O art. 477, §8º, da CLT ressalva a aplicação da multa quando, comprovadamente, o próprio trabalhador der causa à mora. Essa excludente é de aplicação restrita e exige prova concreta de que o atraso decorreu de conduta do empregado — como recusa a comparecer para a assinatura da rescisão, imposição de condições unilaterais para o recebimento ou ausência injustificada no momento do acerto.
O ônus de demonstrar que o trabalhador deu causa à mora é do empregador. A mera alegação de recusa do empregado em comparecer ao acerto ou em assinar a rescisão não é suficiente: o empregador deve demonstrar que essa conduta efetivamente impediu o pagamento no prazo e que adotou as providências disponíveis para cumpri-lo, inclusive o depósito ou a consignação dos valores, quando cabível. Dificuldades administrativas ou pendência de cálculos internos da empresa não configuram mora do trabalhador.
Como se prova que o pagamento foi feito dentro do prazo legal?
O meio de prova mais seguro é o comprovante de depósito bancário ou transferência com data e hora, associado ao recibo de rescisão assinado pelo empregado com a respectiva data. A data da homologação sindical ou do acerto no sindicato não substitui a data do pagamento efetivo para fins de cômputo do prazo do art. 477, §6º, da CLT.
Quando o empregador admite na contestão que o pagamento ocorreu em data específica — como na data da homologação —, essa afirmação constitui confissão, e o julgador deve considerá-la para verificar se o prazo legal foi observado. Se a data admitida for posterior ao décimo dia contado do término do contrato, a multa é devida.

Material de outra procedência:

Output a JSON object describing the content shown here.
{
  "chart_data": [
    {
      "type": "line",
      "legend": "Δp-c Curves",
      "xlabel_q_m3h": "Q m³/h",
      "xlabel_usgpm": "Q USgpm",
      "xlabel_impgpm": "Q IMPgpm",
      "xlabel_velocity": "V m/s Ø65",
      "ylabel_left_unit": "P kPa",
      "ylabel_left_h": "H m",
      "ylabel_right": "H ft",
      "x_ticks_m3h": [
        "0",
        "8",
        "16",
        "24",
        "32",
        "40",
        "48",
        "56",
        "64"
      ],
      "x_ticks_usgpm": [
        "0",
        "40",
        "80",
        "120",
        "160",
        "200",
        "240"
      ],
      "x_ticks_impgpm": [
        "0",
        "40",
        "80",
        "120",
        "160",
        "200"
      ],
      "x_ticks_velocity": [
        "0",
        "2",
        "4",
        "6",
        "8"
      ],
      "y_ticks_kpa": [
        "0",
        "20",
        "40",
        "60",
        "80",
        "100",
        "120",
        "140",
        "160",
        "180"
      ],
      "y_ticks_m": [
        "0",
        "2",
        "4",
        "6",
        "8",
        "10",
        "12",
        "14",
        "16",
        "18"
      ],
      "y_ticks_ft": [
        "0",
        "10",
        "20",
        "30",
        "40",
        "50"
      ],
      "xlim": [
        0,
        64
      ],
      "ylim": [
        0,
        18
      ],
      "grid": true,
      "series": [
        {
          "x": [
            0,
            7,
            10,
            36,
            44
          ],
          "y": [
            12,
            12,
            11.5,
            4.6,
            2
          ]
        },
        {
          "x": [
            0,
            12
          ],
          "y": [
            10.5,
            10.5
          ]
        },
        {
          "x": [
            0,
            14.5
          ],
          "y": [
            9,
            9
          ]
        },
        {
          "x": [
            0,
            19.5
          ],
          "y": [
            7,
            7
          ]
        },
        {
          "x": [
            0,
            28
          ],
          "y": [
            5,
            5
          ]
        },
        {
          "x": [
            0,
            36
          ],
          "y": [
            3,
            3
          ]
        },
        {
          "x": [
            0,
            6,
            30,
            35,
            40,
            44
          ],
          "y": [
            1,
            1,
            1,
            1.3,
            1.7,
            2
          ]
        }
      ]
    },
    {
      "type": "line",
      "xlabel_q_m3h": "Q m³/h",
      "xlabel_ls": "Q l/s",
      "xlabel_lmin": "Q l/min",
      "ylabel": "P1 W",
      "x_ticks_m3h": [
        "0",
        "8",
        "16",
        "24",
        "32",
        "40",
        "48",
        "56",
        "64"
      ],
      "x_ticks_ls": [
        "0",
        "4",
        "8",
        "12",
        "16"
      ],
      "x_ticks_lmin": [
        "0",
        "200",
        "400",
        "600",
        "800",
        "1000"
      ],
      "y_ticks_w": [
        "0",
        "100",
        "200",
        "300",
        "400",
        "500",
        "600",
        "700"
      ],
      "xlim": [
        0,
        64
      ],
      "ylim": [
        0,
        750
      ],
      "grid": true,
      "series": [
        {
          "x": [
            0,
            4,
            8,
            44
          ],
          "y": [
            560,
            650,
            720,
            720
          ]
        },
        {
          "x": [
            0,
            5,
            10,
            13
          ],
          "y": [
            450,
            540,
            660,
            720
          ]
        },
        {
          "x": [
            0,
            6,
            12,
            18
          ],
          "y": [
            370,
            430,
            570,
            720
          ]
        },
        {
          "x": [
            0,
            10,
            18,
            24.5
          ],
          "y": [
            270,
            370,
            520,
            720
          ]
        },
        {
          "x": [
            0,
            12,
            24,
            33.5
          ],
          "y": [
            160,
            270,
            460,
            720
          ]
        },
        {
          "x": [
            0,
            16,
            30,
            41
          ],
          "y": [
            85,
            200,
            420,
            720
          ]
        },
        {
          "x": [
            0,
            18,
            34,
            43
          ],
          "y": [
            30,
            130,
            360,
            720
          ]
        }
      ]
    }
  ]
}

Como adaptar este modelo ao caso concreto?
- Calcule com precisão a data do término do contrato — que é o marco inicial do prazo de dez dias — levando em conta o período de aviso prévio efetivamente cumprido ou indenizado; o prazo corre a partir do último dia do contrato, não da comunicação da dispensa.
- Verifique se o empregador admitiu, na contestão ou em depoimento, a data do pagamento; a confissão sobre a data é o elemento mais direto para demonstrar o atraso e embasar a condenação.
- Se o empregador tentar juntar comprovante de pagamento apenas no recurso, enfatize nas contrarrazões que a prova é intempestiva e não pode ser considerada em sede recursal, salvo se demonstrado justo impedimento para a apresentação anterior ou se o documento se relacionar a fato posterior à sentença.
- Demonstre que não há prova de que o trabalhador deu causa à mora: se o empregador não alegou nem provou na contestão qualquer conduta do reclamante que impedisse o pagamento no prazo, essa excludente está precluída em recurso.
- Verifique o marco temporal da rescisão para aplicar o regime correto: rescisões anteriores a 11 de novembro de 2017 seguem o regime anterior com prazos diferenciados; as posteriores submetem-se ao prazo único de dez dias do art. 477, §6º, com a redação dada pela Lei n. 13.467/2017.